Miners still need to plant their flags in London

November 22, 2010

The author is a Reuters Breakingviews columnist. The opinions expressed are his own.

HONG KONG — Carpet-bagging miners are going where the money is. Russian aluminium producer Rusal started a trend in January when it pitched its $2.2 billion initial public offering in Hong Kong. Now Resourcehouse, an Australian miner, may follow, and Brazilian iron ore giant Vale is considering Hong Kong for a secondary listing. For all that, though, London still comes out on top.

Hot Asian share prices make for attractive IPOs, but liquidity counts for more in the long run. The annual value of shares traded in Hong Kong more than tripled over five years to $1.5 trillion in 2009, says the World Federation of Exchanges. Yet in the same study, London registered twice as much. The number of mining companies listed in Hong Kong remains in low double digits — with many of them based in China.

That leaves Hong Kong short on another valuable resource mining companies need: good information. Star sell-side analysts still sit in London or Sydney, where giants like Rio Tinto and BHP Billiton reside and where global investment firms still make many of their big decisions. When analysis is hard to come by, statistical studies have shown that companies’ costs of capital tend to be pushed higher.

Finally, there’s governance. High standards matter in a corruption-prone industry like mining. Here, Hong Kong is still playing catch-up. Quarterly reporting is almost unheard of, and local tycoons often overpower regulatory reformers. Look at free floats: Rusal was allowed in with a narrow public float of 11 percent, where London generally demands 25 percent.

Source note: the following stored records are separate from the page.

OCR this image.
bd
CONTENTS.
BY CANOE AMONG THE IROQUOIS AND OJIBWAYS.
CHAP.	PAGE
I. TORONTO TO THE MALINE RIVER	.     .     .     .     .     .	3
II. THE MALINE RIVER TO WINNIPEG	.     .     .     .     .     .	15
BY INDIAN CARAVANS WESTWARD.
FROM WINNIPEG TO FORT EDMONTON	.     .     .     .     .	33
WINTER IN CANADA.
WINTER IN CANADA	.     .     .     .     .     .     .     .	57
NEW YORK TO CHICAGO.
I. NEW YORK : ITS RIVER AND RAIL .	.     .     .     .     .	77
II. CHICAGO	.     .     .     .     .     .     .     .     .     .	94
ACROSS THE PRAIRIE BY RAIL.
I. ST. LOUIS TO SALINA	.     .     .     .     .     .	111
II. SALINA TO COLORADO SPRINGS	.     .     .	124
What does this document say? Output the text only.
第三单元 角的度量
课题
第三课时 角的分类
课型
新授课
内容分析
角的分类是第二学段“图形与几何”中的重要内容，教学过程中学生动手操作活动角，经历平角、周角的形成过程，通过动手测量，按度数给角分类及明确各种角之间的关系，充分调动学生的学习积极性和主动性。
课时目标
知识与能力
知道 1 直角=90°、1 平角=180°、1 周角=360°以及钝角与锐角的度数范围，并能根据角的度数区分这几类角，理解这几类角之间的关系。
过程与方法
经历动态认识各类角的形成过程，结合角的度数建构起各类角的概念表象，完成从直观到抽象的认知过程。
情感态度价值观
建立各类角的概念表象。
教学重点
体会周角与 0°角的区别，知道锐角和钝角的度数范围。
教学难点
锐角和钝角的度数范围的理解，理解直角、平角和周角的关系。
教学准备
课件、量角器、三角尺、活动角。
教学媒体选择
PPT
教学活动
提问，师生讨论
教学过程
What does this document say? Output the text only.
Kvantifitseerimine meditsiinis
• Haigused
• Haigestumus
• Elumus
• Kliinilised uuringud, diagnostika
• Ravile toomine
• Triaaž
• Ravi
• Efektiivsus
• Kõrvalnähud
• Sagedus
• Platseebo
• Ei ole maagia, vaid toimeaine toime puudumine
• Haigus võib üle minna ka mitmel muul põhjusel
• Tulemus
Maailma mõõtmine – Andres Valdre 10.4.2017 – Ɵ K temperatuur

Smart miners may choose to follow Vale and have a foot in both camps. Glencore may also list in London but host a secondary listing in Hong Kong. That would give the Swiss trader strong liquidity, and a common share currency with putative takeover target Xstrata, but with an option to shift its weight towards Asia later.

There’s cache, too, but depth of the market knowledge sharpens London’s edge and crucial advantages come in terms of costs of capital. It is no coincidence that Indonesia’s wily Bakrie family, when it announced this week it planned to create a national coal-mining champion, chose London-listed Vallar as its vehicle. Mining companies’ trade flows point East, but for capital, West is still best.